Jewish settlers and their supporters are escalating protests against the Israeli government's plan to pull out of the Gaza Strip this summer. Lawlessness in the Palestinian territories is raising questions about who will control Gaza once the Israelis withdraw.
Right-wing Israeli protesters sealed shut 150 public offices, as they stepped up a civil disobedience campaign against Prime Minister Ariel Sharon's Gaza "disengagement" plan. The protesters used super glue and chains to seal the locks of post offices, courts and other buildings at the beginning of the work week. Police say five 16-year-old suspects were arrested.
Settlement activist Israel Meidad.
"Well, at the present moment I think that we could say that first of all we are fighting for democracy, which means that people have a voice," he said. "We don't want to have the government's policies completely override the people's right to protest."
The protests came as hawks in Mr. Sharon's ruling Likud party launched a last-ditch
campaign to try to stop the pullout, in which 21 Gaza settlements will be dismantled and eight-thousand Jews removed from their homes.
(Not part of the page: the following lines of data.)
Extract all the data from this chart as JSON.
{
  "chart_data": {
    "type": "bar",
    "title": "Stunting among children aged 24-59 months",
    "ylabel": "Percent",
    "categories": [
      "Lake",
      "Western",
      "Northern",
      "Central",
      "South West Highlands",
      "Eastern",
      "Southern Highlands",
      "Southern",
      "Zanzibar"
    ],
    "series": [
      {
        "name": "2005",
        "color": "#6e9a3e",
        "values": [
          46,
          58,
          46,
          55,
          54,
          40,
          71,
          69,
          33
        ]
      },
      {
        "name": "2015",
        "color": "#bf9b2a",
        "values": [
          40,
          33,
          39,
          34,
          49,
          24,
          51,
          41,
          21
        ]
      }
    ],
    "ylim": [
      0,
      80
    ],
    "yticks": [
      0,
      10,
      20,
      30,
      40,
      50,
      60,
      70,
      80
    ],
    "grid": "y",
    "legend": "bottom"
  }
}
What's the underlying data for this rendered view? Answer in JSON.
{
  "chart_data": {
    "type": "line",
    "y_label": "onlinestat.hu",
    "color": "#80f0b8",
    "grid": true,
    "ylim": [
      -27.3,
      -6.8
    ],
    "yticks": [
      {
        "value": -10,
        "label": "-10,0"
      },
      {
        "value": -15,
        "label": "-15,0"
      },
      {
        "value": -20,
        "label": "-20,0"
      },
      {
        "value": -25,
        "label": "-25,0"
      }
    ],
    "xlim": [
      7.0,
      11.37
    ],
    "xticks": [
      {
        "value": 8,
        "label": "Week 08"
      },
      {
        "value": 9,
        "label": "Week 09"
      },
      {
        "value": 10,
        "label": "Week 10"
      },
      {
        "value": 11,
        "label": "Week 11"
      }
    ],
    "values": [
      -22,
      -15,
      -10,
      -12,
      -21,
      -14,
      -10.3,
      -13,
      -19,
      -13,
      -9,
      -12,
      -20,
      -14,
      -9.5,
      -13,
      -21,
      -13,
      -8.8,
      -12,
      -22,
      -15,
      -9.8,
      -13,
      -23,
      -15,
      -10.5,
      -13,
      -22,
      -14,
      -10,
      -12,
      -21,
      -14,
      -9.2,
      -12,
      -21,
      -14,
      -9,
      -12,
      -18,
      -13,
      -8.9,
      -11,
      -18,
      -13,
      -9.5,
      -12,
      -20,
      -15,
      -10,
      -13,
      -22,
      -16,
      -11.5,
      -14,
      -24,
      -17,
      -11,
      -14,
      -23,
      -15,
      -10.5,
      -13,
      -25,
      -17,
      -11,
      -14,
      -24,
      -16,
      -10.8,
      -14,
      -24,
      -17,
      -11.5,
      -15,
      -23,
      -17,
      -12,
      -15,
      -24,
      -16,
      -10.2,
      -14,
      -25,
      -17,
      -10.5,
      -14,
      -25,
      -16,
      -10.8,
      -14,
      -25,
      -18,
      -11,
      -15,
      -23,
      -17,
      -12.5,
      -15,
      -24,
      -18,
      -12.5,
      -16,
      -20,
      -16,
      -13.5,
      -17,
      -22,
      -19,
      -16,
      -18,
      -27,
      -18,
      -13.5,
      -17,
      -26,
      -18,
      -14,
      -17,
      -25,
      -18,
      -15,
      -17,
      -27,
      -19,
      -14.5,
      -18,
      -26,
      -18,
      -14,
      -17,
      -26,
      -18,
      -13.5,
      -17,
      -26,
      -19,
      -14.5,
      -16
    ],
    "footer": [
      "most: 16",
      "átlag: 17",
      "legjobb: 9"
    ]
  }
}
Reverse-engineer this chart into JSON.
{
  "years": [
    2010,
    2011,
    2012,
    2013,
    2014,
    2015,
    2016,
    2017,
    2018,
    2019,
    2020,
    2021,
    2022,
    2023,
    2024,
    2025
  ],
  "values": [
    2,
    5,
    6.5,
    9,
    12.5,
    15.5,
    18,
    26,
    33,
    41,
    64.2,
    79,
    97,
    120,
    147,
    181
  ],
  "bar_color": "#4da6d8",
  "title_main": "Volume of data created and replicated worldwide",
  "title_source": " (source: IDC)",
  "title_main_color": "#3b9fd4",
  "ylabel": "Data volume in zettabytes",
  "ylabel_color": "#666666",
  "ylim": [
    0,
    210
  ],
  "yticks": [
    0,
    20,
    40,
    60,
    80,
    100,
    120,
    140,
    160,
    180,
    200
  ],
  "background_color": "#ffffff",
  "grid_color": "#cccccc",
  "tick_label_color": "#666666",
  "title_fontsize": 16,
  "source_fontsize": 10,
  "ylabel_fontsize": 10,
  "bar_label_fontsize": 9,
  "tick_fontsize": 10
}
Former Defense Minister Moshe Arens of the Likud says the withdrawal will harm Israeli security.
"I see nothing to compensate for the traumatic experience that we will go through, nothing to compensate for pulling people out of their homes, there's nothing to be gained," Mr. Arens says.
The Likud hawks are warning that Gaza will become a terrorist enclave once Israel pulls out.
Palestinian leader Mahmoud Abbas wants Israel to coordinate the withdrawal with him, saying he will maintain law and order. But so far, Mr. Abbas has failed to seize control of the streets from militant groups. In the West Bank town of Nablus, gunmen raided two Palestinian Authority buildings, demanding guarantees that they won't be disarmed. And in Gaza, militants briefly abducted a Palestinian diplomat.
These acts of lawlessness play on Israeli fears that once the army pulls out, Gaza will plunge into chaos.